Thirdly, the collapse of the Chinese stock market, which saw the Shanghai Composite Index drop almost 30% in the last month, is shaking confidence in that region. It bounced back somewhat yesterday, but, while China is trying desperately to shore up its market with new laws against short-selling and regulatory reforms, it hasn’t been able to do so. As China makes massive adjustments, it will most definitely continue to impact global markets.

And, finally, there’s the debt concern in Puerto Rico, which is significant.
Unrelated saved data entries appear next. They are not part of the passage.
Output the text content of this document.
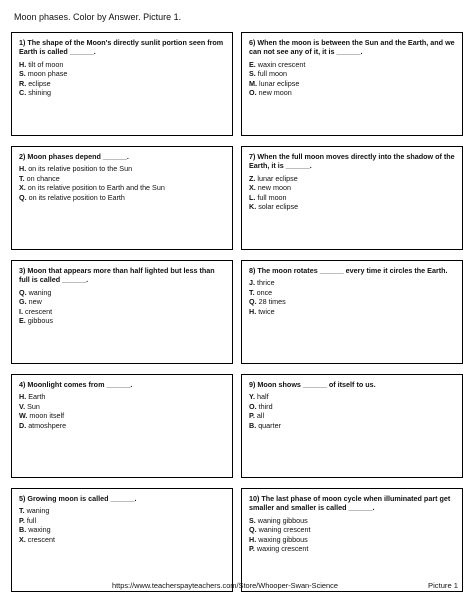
Moon phases. Color by Answer. Picture 1.

1) The shape of the Moon's directly sunlit portion seen from Earth is called ______.

H. tilt of moon
S. moon phase
R. eclipse
C. shining

6) When the moon is between the Sun and the Earth, and we can not see any of it, it is ______.

E. waxin crescent
S. full moon
M. lunar eclipse
O. new moon

2) Moon phases depend ______.

H. on its relative position to the Sun
T. on chance
X. on its relative position to Earth and the Sun
Q. on its relative position to Earth

7) When the full moon moves directly into the shadow of the Earth, it is ______.

Z. lunar eclipse
X. new moon
L. full moon
K. solar eclipse

3) Moon that appears more than half lighted but less than full is called ______.

Q. waning
G. new
I. crescent
E. gibbous

8) The moon rotates ______ every time it circles the Earth.

J. thrice
T. once
Q. 28 times
H. twice

4) Moonlight comes from ______.

H. Earth
V. Sun
W. moon itself
D. atmoshpere

9) Moon shows ______ of itself to us.

Y. half
O. third
P. all
B. quarter

5) Growing moon is called ______.

T. waning
P. full
B. waxing
X. crescent

10) The last phase of moon cycle when illuminated part get smaller and smaller is called ______.

S. waning gibbous
Q. waning crescent
H. waxing gibbous
P. waxing crescent
https://www.teacherspayteachers.com/Store/Whooper-Swan-Science	Picture 1
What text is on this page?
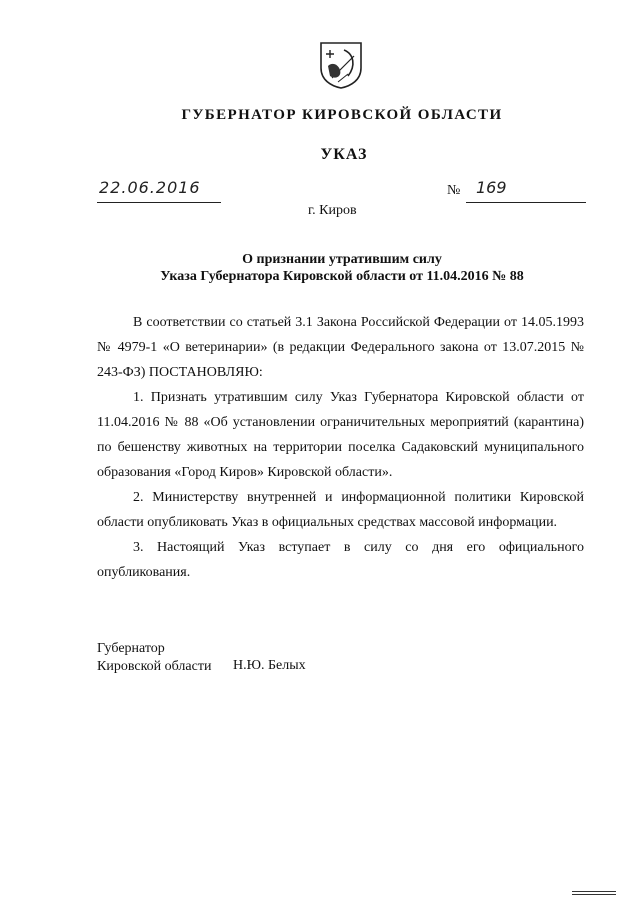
ГУБЕРНАТОР КИРОВСКОЙ ОБЛАСТИ
УКАЗ
22.06.2016	№ 169
г. Киров
О признании утратившим силу
Указа Губернатора Кировской области от 11.04.2016 № 88

В соответствии со статьей 3.1 Закона Российской Федерации от 14.05.1993 № 4979-1 «О ветеринарии» (в редакции Федерального закона от 13.07.2015 № 243-ФЗ) ПОСТАНОВЛЯЮ:

1. Признать утратившим силу Указ Губернатора Кировской области от 11.04.2016 № 88 «Об установлении ограничительных мероприятий (карантина) по бешенству животных на территории поселка Садаковский муниципального образования «Город Киров» Кировской области».

2. Министерству внутренней и информационной политики Кировской области опубликовать Указ в официальных средствах массовой информации.

3. Настоящий Указ вступает в силу со дня его официального опубликования.

Губернатор
Кировской области Н.Ю. Белых
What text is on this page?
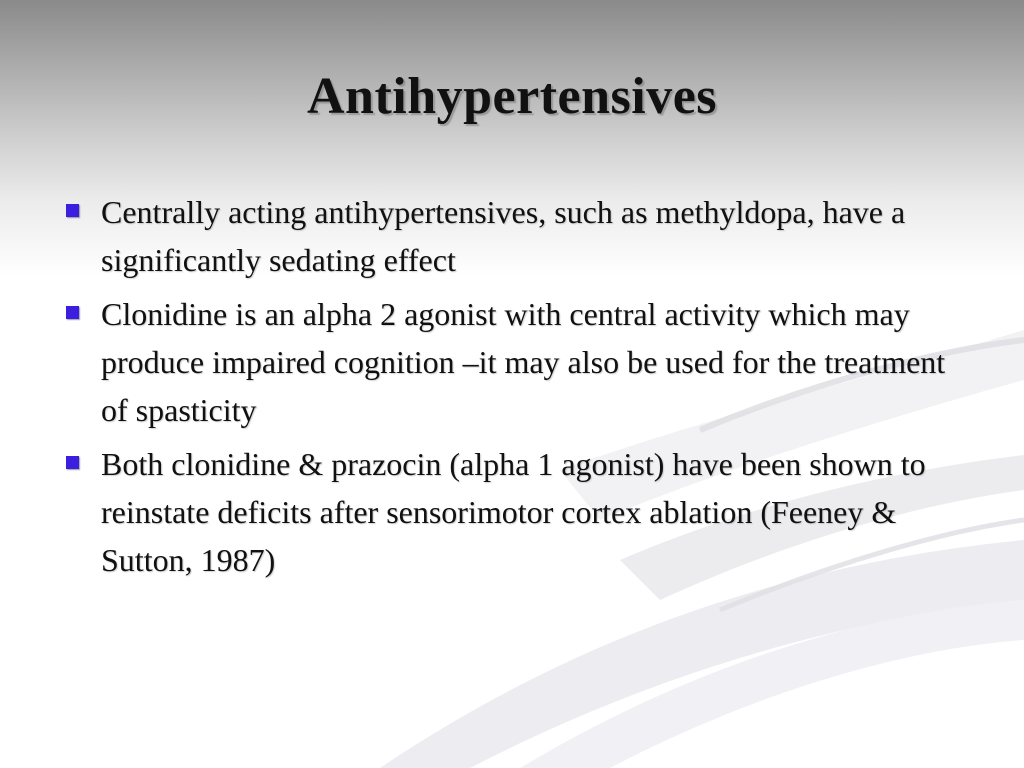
Antihypertensives
Centrally acting antihypertensives, such as methyldopa, have a significantly sedating effect
Clonidine is an alpha 2 agonist with central activity which may produce impaired cognition –it may also be used for the treatment of spasticity
Both clonidine & prazocin (alpha 1 agonist) have been shown to reinstate deficits after sensorimotor cortex ablation (Feeney & Sutton, 1987)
It boils down to the fact that Puerto Rico simply can’t pay back what it owes and, as a U.S. territory — and therefore effectively part of the United States — we could see that situation affect the municipal bond market. (While there are several instruments that trade around municipal bonds, I’m not inclined to make a trade there until we get a clearer picture about the broader market.)

These are all possible ticking time bombs that could cause the market to implode at any time.

My recommendation is to keep lots of insurance in your portfolio and to start cutting back on your bullish positions. Don’t abandon them completely, as there will be stocks that go up in any market, but it’s a good time to swap any overweight positions for some puts in your portfolio. I have one new put recommendation for you now on the United States Oil Fund LP (ETF) (USO).

Oil prices have actually broken below the low end of their trading range and, what’s more, if the Iran nuclear talks come out the way I think they will, oil prices will drop further. So, this USO option is simply a play on lower oil prices.

Buy to open the USO Sep 17.50 Puts (USO 150918P00017500) at $1.10 or lower. After entry, take profits if the stock price hits $15.90 or the option price hits $2.10. Exit if the stock price closes above $18.60.

Note: This short-term option play is actionable for up to three days after this recommendation. If after three days you still have not gotten the position filled, cancel the order, as the profit probabilities may no longer be valid.